Personal information
- Born: November 25, 1991 (age 34) London, Ontario, Canada
- Listed height: 6 ft 1 in (1.85 m)
- Listed weight: 242 lb (110 kg)

Career information
- High school: Rochester Adams HS
- College: Michigan State
- CFL draft: 2015: 4th round, 35th overall pick

Career history
- 2015: Saskatchewan Roughriders
- 2016: Edmonton Eskimos*
- * Offseason or practice squad member only
- Stats at CFL.ca (archive)

= Matthew Rea =

Canadian football player (born 1991)

Matthew Rea (born November 25, 1991) is a former gridiron football fullback.

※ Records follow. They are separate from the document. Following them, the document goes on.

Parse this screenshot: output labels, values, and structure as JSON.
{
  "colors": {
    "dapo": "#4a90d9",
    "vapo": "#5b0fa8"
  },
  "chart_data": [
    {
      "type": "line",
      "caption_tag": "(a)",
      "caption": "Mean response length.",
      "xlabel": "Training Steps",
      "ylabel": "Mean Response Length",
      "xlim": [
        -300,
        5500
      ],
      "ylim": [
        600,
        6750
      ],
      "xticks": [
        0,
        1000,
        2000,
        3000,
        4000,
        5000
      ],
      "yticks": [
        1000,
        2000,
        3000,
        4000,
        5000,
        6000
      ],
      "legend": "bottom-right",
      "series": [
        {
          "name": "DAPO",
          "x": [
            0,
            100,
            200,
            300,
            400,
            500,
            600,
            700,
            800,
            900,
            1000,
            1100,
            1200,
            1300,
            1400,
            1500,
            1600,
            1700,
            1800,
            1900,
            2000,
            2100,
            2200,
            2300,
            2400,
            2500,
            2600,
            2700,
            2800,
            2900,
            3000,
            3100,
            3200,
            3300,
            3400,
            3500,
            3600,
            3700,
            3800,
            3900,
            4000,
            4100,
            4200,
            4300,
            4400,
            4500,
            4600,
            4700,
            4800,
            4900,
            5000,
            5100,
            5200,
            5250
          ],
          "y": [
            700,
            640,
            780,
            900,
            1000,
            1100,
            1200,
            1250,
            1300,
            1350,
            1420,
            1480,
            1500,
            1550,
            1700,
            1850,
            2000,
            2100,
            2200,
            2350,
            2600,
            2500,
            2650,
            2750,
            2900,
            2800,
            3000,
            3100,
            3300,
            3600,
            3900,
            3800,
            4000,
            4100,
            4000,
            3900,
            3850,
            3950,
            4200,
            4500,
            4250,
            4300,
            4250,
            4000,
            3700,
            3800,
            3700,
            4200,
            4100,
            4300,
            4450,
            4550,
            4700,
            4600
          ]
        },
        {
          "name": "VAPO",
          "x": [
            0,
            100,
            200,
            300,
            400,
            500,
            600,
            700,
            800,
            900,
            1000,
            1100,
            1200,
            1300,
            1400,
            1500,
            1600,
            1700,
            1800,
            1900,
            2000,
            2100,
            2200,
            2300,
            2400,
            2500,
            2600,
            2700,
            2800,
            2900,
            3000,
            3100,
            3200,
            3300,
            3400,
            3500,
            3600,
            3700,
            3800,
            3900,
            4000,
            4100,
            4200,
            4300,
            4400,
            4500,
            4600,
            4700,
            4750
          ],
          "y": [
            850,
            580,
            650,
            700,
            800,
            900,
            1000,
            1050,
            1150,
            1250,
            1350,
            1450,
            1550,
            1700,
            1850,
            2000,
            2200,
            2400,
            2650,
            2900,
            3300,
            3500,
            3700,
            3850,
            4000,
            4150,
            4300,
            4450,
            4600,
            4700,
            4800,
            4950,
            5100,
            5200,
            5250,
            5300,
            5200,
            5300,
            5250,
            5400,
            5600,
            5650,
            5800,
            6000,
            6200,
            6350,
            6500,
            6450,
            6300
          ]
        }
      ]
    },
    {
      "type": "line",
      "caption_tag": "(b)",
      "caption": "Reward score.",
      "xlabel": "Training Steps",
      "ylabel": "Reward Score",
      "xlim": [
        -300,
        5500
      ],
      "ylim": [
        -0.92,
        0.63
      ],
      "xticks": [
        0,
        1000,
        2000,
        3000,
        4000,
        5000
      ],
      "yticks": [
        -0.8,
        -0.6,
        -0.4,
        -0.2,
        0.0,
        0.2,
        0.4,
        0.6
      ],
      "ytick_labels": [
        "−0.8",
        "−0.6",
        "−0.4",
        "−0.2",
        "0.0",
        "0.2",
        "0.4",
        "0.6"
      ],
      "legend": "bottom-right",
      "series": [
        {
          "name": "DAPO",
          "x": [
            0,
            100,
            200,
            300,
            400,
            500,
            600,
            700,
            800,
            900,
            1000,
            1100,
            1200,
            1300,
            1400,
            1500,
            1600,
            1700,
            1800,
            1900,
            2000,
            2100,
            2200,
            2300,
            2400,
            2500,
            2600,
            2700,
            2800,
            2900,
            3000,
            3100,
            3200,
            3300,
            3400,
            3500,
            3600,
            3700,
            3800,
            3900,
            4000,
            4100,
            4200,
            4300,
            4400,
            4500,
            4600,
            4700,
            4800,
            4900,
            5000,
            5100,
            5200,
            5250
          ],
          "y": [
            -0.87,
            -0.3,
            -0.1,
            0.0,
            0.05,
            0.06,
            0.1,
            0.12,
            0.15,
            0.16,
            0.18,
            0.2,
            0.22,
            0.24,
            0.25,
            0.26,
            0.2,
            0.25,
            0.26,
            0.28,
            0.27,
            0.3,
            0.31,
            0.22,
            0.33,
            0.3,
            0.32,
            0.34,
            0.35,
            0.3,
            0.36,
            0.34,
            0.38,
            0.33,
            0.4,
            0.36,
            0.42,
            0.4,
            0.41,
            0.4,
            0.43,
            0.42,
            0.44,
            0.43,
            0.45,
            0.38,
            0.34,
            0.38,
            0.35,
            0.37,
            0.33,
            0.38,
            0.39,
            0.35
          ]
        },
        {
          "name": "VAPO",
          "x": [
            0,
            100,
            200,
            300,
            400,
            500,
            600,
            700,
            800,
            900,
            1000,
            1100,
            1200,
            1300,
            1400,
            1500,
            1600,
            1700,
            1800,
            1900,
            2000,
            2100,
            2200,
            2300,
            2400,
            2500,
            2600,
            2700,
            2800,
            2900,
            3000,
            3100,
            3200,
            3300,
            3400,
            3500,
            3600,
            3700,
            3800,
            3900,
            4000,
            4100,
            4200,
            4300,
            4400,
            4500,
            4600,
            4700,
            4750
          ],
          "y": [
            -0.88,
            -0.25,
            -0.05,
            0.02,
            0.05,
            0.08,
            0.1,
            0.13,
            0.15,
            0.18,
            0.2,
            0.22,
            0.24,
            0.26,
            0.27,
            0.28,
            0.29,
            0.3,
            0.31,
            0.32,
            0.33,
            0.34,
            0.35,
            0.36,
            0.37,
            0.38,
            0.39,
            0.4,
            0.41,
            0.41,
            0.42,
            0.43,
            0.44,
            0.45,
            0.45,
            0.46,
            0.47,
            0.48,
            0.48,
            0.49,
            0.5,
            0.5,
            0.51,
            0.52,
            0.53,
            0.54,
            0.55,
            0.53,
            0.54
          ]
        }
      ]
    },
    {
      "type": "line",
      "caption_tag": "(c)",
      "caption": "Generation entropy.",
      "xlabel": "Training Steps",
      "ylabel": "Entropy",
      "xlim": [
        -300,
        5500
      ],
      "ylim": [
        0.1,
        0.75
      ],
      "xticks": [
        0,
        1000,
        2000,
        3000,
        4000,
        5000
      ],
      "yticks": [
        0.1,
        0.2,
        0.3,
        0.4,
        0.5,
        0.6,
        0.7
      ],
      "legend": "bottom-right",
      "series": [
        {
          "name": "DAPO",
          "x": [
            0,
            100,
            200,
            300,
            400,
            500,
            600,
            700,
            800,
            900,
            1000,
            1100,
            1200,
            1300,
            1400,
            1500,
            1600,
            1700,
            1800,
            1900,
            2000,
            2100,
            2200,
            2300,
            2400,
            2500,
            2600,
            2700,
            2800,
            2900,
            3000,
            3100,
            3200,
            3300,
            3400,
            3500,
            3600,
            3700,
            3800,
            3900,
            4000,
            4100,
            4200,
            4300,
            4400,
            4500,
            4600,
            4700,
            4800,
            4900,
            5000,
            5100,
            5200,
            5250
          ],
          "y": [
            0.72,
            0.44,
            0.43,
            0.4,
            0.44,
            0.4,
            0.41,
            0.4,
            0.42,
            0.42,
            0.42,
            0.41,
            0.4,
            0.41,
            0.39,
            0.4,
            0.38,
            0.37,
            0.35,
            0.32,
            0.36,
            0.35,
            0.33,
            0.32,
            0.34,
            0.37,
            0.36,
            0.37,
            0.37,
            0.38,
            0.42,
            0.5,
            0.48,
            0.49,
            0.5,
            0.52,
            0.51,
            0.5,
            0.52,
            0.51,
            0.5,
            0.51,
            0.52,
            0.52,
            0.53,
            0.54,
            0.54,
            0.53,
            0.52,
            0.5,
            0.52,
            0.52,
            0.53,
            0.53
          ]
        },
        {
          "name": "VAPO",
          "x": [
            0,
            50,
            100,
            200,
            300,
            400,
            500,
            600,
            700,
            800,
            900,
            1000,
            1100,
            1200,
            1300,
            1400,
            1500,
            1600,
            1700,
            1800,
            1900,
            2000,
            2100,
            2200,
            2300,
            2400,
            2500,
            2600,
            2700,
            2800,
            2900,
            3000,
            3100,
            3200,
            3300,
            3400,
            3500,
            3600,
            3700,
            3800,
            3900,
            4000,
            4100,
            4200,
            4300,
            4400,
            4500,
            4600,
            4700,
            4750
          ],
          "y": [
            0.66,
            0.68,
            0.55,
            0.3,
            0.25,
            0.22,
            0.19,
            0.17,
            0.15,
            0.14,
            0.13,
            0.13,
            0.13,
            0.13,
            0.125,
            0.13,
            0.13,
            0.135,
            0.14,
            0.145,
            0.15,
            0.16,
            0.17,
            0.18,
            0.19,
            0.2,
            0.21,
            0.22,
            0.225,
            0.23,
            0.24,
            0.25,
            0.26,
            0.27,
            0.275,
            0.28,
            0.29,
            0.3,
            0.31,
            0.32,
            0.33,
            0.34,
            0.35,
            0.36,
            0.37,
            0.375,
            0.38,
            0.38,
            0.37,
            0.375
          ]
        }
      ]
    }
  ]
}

He previously attended Michigan State University, where he played college football for the Spartans and studied finance.

==Early career==
Rea played high school football at Rochester Adams High School, where he was a player while the team won three league championships. He also played lacrosse at Rochester Adams and was a member while the lacrosse team won two league championships. Rea committed to play for the Penn Quakers at the University of Pennsylvania, and he maintained redshirt status in 2010. In 2011, he played in all 10 games for the Quakers as a backup defensive tackle. Rea transferred to Michigan State and participated primarily on the scout team as a fullback. He was not eligible to play in 2012 due to rules related to transferring, and did not play any games in 2013. Rea played in three games as a backup fullback in his final season.

==Professional career==
Rea participated in the regional and national CFL Combines in Toronto. He achieved the highest value of 29 repetitions of the 225 lb bench press at the regional combine as well as 31 repetitions at the national combine, the most among running backs. Rea was selected in the fourth round of the 2015 CFL draft by the Saskatchewan Roughriders with the 35th overall pick. Rea made the active roster following the preseason as the Roughriders' backup fullback, and he made his CFL debut in the season opener against the Winnipeg Blue Bombers on June 27.